Die Popsängerin und Schauspielerin Jennifer Lopez hat im Streit mit ihrem Ex-Mann um die Veröffentlichung privater Videos einen Teilerfolg erzielt: Ein Gericht in Los Angeles hat am Montag vorläufig die Verbreitung der Filme untersagt, die Lopez und den Restaurantbesitzer Ojani Noa in pikanten Momenten ihrer Hochzeitsreise zeigen, wie tmz.com berichtet. Die 40-Jährige war mit Noa von zwischen 1997 und 1998 elf Monate lang verheiratet.

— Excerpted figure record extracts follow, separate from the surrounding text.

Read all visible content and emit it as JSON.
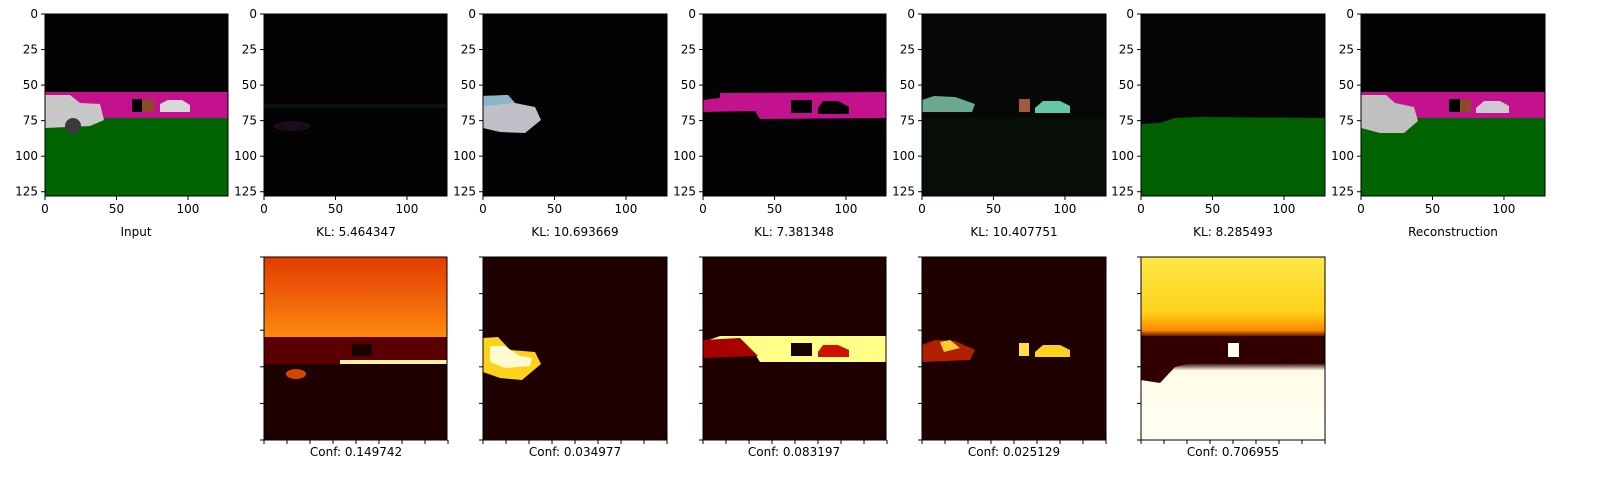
{
  "ticks": {
    "x_labels": [
      "0",
      "50",
      "100"
    ],
    "y_labels": [
      "0",
      "25",
      "50",
      "75",
      "100",
      "125"
    ]
  },
  "top_row": [
    {
      "label": "Input"
    },
    {
      "label": "KL: 5.464347"
    },
    {
      "label": "KL: 10.693669"
    },
    {
      "label": "KL: 7.381348"
    },
    {
      "label": "KL: 10.407751"
    },
    {
      "label": "KL: 8.285493"
    },
    {
      "label": "Reconstruction"
    }
  ],
  "bottom_row": [
    {
      "label": "Conf: 0.149742"
    },
    {
      "label": "Conf: 0.034977"
    },
    {
      "label": "Conf: 0.083197"
    },
    {
      "label": "Conf: 0.025129"
    },
    {
      "label": "Conf: 0.706955"
    }
  ],
  "colors": {
    "background": "#ffffff",
    "sky": "#030303",
    "magenta_road": "#c4118e",
    "green_ground": "#006400",
    "car_grey": "#c8c8c8",
    "heat_dark": "#1e0000",
    "heat_red": "#a80000",
    "heat_orange": "#ff6a00",
    "heat_yellow": "#ffff7a",
    "heat_white": "#fffff0"
  }
}
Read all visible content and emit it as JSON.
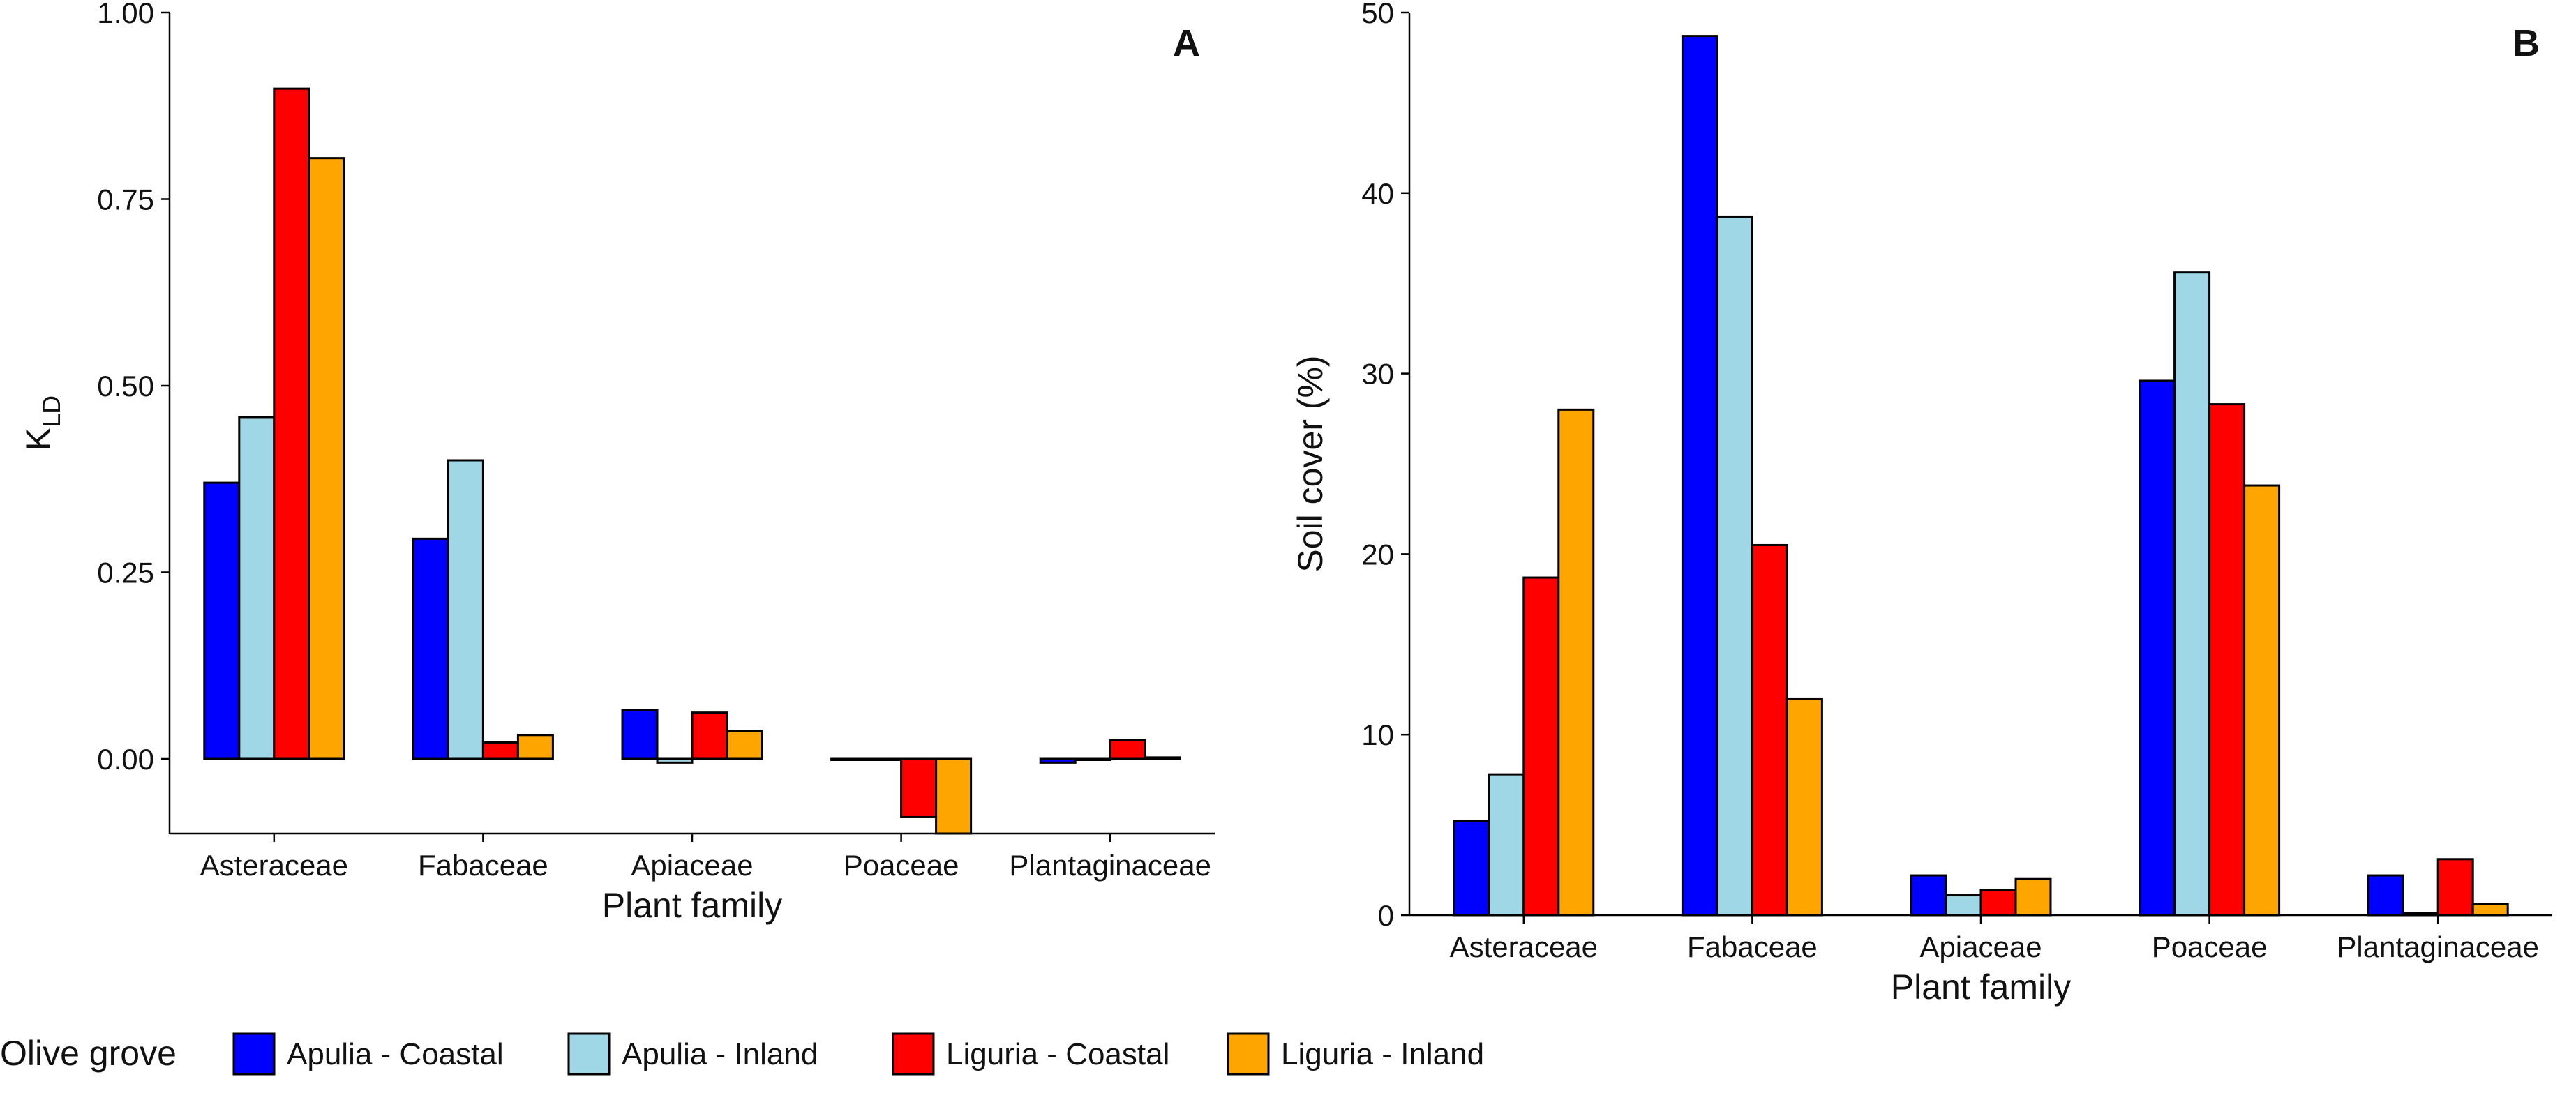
{
  "chart_data": [
    {
      "id": "A",
      "type": "bar",
      "panel_label": "A",
      "title": "",
      "xlabel": "Plant family",
      "ylabel_main": "K",
      "ylabel_sub": "LD",
      "ylim": [
        -0.1,
        1.0
      ],
      "yticks": [
        0.0,
        0.25,
        0.5,
        0.75,
        1.0
      ],
      "ytick_labels": [
        "0.00",
        "0.25",
        "0.50",
        "0.75",
        "1.00"
      ],
      "grid": false,
      "categories": [
        "Asteraceae",
        "Fabaceae",
        "Apiaceae",
        "Poaceae",
        "Plantaginaceae"
      ],
      "series": [
        {
          "name": "Apulia - Coastal",
          "values": [
            0.37,
            0.295,
            0.065,
            0.0,
            -0.005
          ]
        },
        {
          "name": "Apulia - Inland",
          "values": [
            0.458,
            0.4,
            -0.005,
            0.0,
            0.0
          ]
        },
        {
          "name": "Liguria - Coastal",
          "values": [
            0.898,
            0.022,
            0.062,
            -0.078,
            0.025
          ]
        },
        {
          "name": "Liguria - Inland",
          "values": [
            0.805,
            0.032,
            0.037,
            -0.1,
            0.002
          ]
        }
      ]
    },
    {
      "id": "B",
      "type": "bar",
      "panel_label": "B",
      "title": "",
      "xlabel": "Plant family",
      "ylabel_main": "Soil cover (%)",
      "ylabel_sub": "",
      "ylim": [
        0,
        50
      ],
      "yticks": [
        0,
        10,
        20,
        30,
        40,
        50
      ],
      "ytick_labels": [
        "0",
        "10",
        "20",
        "30",
        "40",
        "50"
      ],
      "grid": false,
      "categories": [
        "Asteraceae",
        "Fabaceae",
        "Apiaceae",
        "Poaceae",
        "Plantaginaceae"
      ],
      "series": [
        {
          "name": "Apulia - Coastal",
          "values": [
            5.2,
            48.7,
            2.2,
            29.6,
            2.2
          ]
        },
        {
          "name": "Apulia - Inland",
          "values": [
            7.8,
            38.7,
            1.1,
            35.6,
            0.1
          ]
        },
        {
          "name": "Liguria - Coastal",
          "values": [
            18.7,
            20.5,
            1.4,
            28.3,
            3.1
          ]
        },
        {
          "name": "Liguria - Inland",
          "values": [
            28.0,
            12.0,
            2.0,
            23.8,
            0.6
          ]
        }
      ]
    }
  ],
  "legend": {
    "title": "Olive grove",
    "position": "bottom",
    "items": [
      "Apulia - Coastal",
      "Apulia - Inland",
      "Liguria - Coastal",
      "Liguria - Inland"
    ]
  },
  "colors": {
    "Apulia - Coastal": "#0000ff",
    "Apulia - Inland": "#9fd7e6",
    "Liguria - Coastal": "#ff0000",
    "Liguria - Inland": "#ffa500"
  }
}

Lopez beschuldigt Noa, die anzüglichen Aufnahmen für einen Film über die gemeinsame Zeit verkaufen zu wollen und fordert nun zehn Millionen Dollar Schadenersatz. Das Gericht stimmte der Sängerin zu, dass das Filmprojekt den Ehevertrag verletzt, in dem sich die beiden damals zum Stillschweigen über die Privatsphäre verpflichtet hatten. Noa kündigte an, gegen die Entscheidung vorzugehen.

Ob Lopez ein lukratives Nebengeschäft entdeckt habe könnt? Gut möglich, denn schon vor zwei Jahren hatte die Popdiva rund 540.000 Dollar Schadenersatz von Noa erstritten, als dieser in einem Buch private Details aus der gemeinsamen Beziehung veröffentlichte.